If you’re willing to do it, but only before December, tell them you don’t want to go to the shopping centers that late because it’s too crazy to deal with. And they need to pay you first–for the items they want and compensation for your gas.
As for the wrapping, uh-uh, just NO. You’ve already done them enough favors if you’ve gone shopping.
Post # 7
by doing it in the past you’re telling them its ok. just say you don’t have time to wrap and next year please give you a heads up. that must be frustrating!
Post # 8
I would introduce them to the amazing world of online shopping!
Post # 9
Thanks for all your advice! Now that I know I’m on the right track it’s time to come up with how to approach it. I’m hopefully going to be working next year so I know I won’t be as free.

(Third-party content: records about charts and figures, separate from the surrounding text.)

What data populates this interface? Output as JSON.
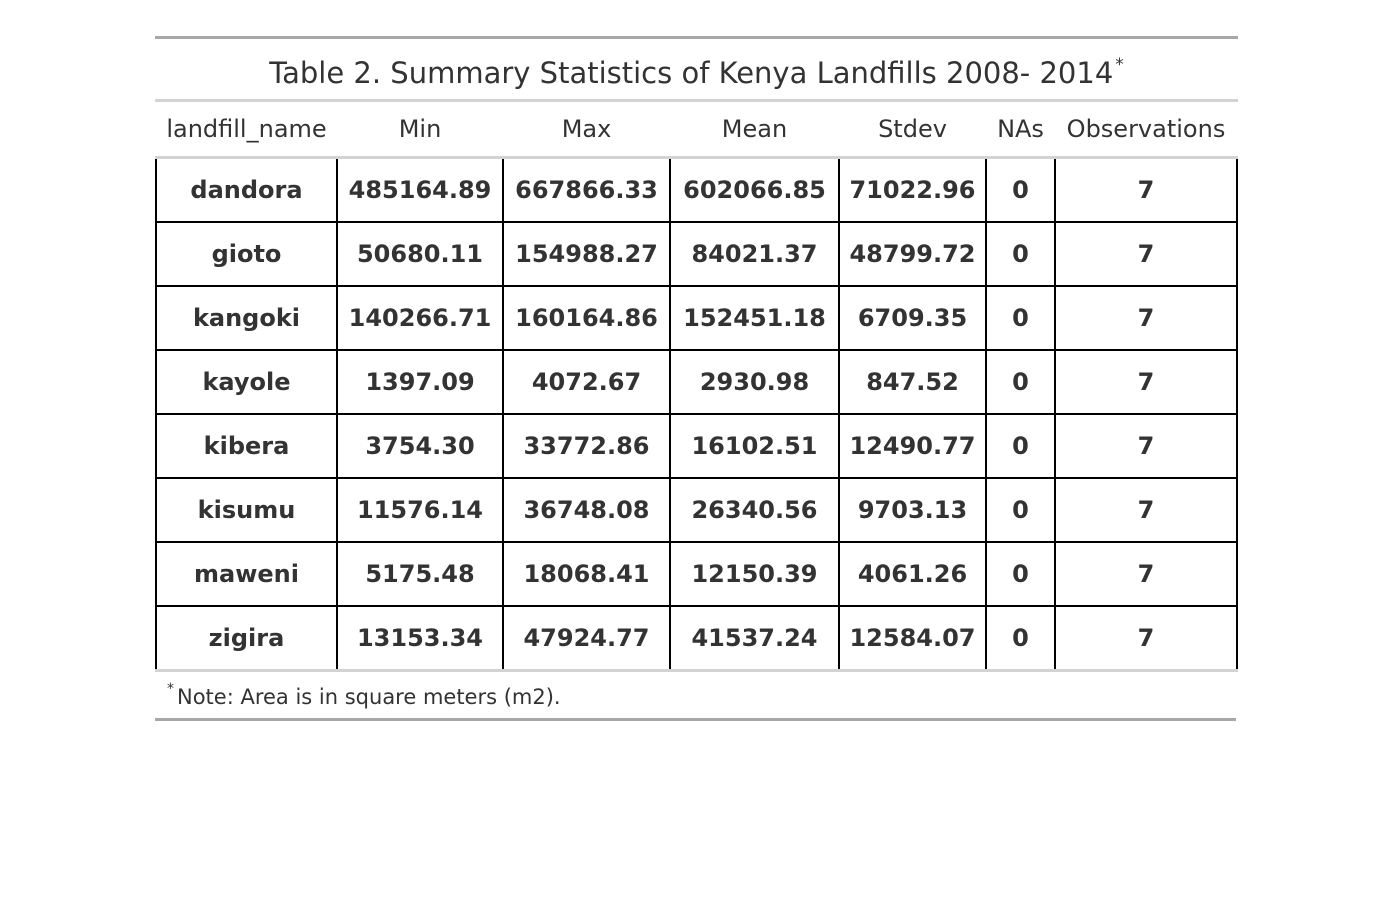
{
  "table": {
    "caption": "Table 2. Summary Statistics of Kenya Landfills 2008- 2014",
    "caption_marker": "*",
    "columns": [
      "landfill_name",
      "Min",
      "Max",
      "Mean",
      "Stdev",
      "NAs",
      "Observations"
    ],
    "rows": [
      [
        "dandora",
        "485164.89",
        "667866.33",
        "602066.85",
        "71022.96",
        "0",
        "7"
      ],
      [
        "gioto",
        "50680.11",
        "154988.27",
        "84021.37",
        "48799.72",
        "0",
        "7"
      ],
      [
        "kangoki",
        "140266.71",
        "160164.86",
        "152451.18",
        "6709.35",
        "0",
        "7"
      ],
      [
        "kayole",
        "1397.09",
        "4072.67",
        "2930.98",
        "847.52",
        "0",
        "7"
      ],
      [
        "kibera",
        "3754.30",
        "33772.86",
        "16102.51",
        "12490.77",
        "0",
        "7"
      ],
      [
        "kisumu",
        "11576.14",
        "36748.08",
        "26340.56",
        "9703.13",
        "0",
        "7"
      ],
      [
        "maweni",
        "5175.48",
        "18068.41",
        "12150.39",
        "4061.26",
        "0",
        "7"
      ],
      [
        "zigira",
        "13153.34",
        "47924.77",
        "41537.24",
        "12584.07",
        "0",
        "7"
      ]
    ],
    "footnote_marker": "*",
    "footnote": "Note: Area is in square meters (m2)."
  }
}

@bella128: I totally agree… they obviously aren’t doing this to hurt me or frustrate me… they think it’s perfectly ok because I haven’t voiced my problem to them before.
Post # 10
Being from NJ where there is a mall on almost every corner I can’t fathom this lol but I have a tendancy to wind up with my Dad’s shopping list for my Mom (thankfully haven’t had to buy my own gift lol) He is always upfront about what he’s willing to spend and gives me the money to spend, but it’s not always before December (in fact most times it’s a day or two before the event… like rushing out on the first night of Chanukkah for the gift for the 2nd night this year lol) I don’t think you’re overreacting, it’s stressful to head into the crowds at the mall, fight for parking, traffic, etc. You’re doing them a service and they should appreciate you for it and be considerate!
Post # 11
@missrobots: You beat me to it!! 🙂 I used to live in a major city and LOVED having all of my favorite stores nearby. After marrying my DH and having to relocate, I now live in a very rural area of a different state, and I have to make almost an hour-long round trip just to reach a mall, not to mention the fact that all of my favorite stores now require a three-to-six hour round trip (depending on the store) to reach, so I seldom have the opportunity to shop there in person.

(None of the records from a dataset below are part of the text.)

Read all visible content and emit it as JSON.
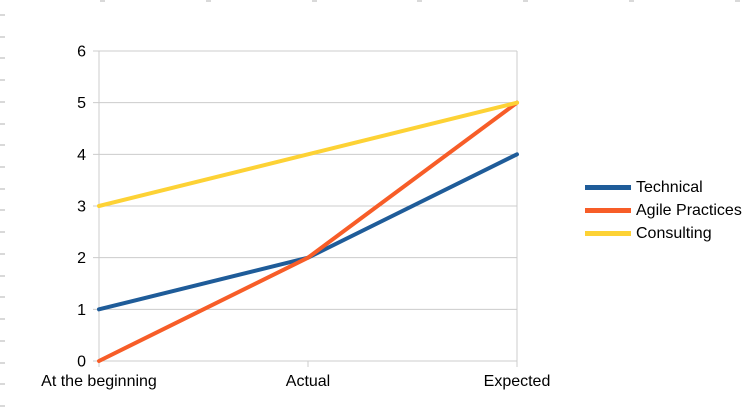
{
  "chart_data": {
    "type": "line",
    "categories": [
      "At the beginning",
      "Actual",
      "Expected"
    ],
    "series": [
      {
        "name": "Technical",
        "color": "#1F5C99",
        "values": [
          1,
          2,
          4
        ]
      },
      {
        "name": "Agile Practices",
        "color": "#F75D28",
        "values": [
          0,
          2,
          5
        ]
      },
      {
        "name": "Consulting",
        "color": "#FDD235",
        "values": [
          3,
          4,
          5
        ]
      }
    ],
    "title": "",
    "xlabel": "",
    "ylabel": "",
    "ylim": [
      0,
      6
    ],
    "ytick_step": 1,
    "yticks": [
      "0",
      "1",
      "2",
      "3",
      "4",
      "5",
      "6"
    ],
    "grid": true,
    "legend_position": "right",
    "colors": {
      "gridline": "#cccccc",
      "axis_text": "#000000",
      "background": "#ffffff",
      "sheet_tick": "#d9d9d9"
    }
  }
}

I never used to like to shop online or pay shipping, but I do a decent amount of online shopping now, and I always try to wait for sales or free shipping or both. 🙂
Post # 12
Yikes that is very generous of you and I agree that you should ask for money and list upfront early next year.
BTW who asks you to shop for them other than your parents and haven’t they heard of online shopping? A lot of stores have shipping deals around the holidays!
Post # 13
If they already know exactly what it is they want you to pick up (and wrap!), they can order it online. Next time you get that request, say “I don’t have time, but I bet you can find it on Amazon.com!”
Post # 14
@Mrs. Mustang: no you aren’t over reacting. And no those requests won’t be out of line. I would simply send an email out like early november next year and say
“as you all know xmas is quickly approaching! I don’t mind picking things up for people as I have done in past years, since shopping is more accessible in our area. However, I have a few simple requests that would really really help me out 🙂 . Please make sure you can give usme the funds in hand prior to us going to buy something. I would love to cover everything up front but it’s just not doable for us this year. Also, I won’t be doing any shopping like this in the month of december because with our schedules and the busy holiday season it’s just not something we can handle this year. So any requests should be sent to me before the end of the month (november). I do hope you all understand!thanks!”
I would have no shame doing this at all! 🙂
Post # 15
You are right!!!! Tell them if they want you to do the shopping they should tell you in Sept or Nov. because you dont like going into the store during the rush. You dont have money to spend when they could have given you the money in advance. It is only fair and respectful to not take advantage of your kindness.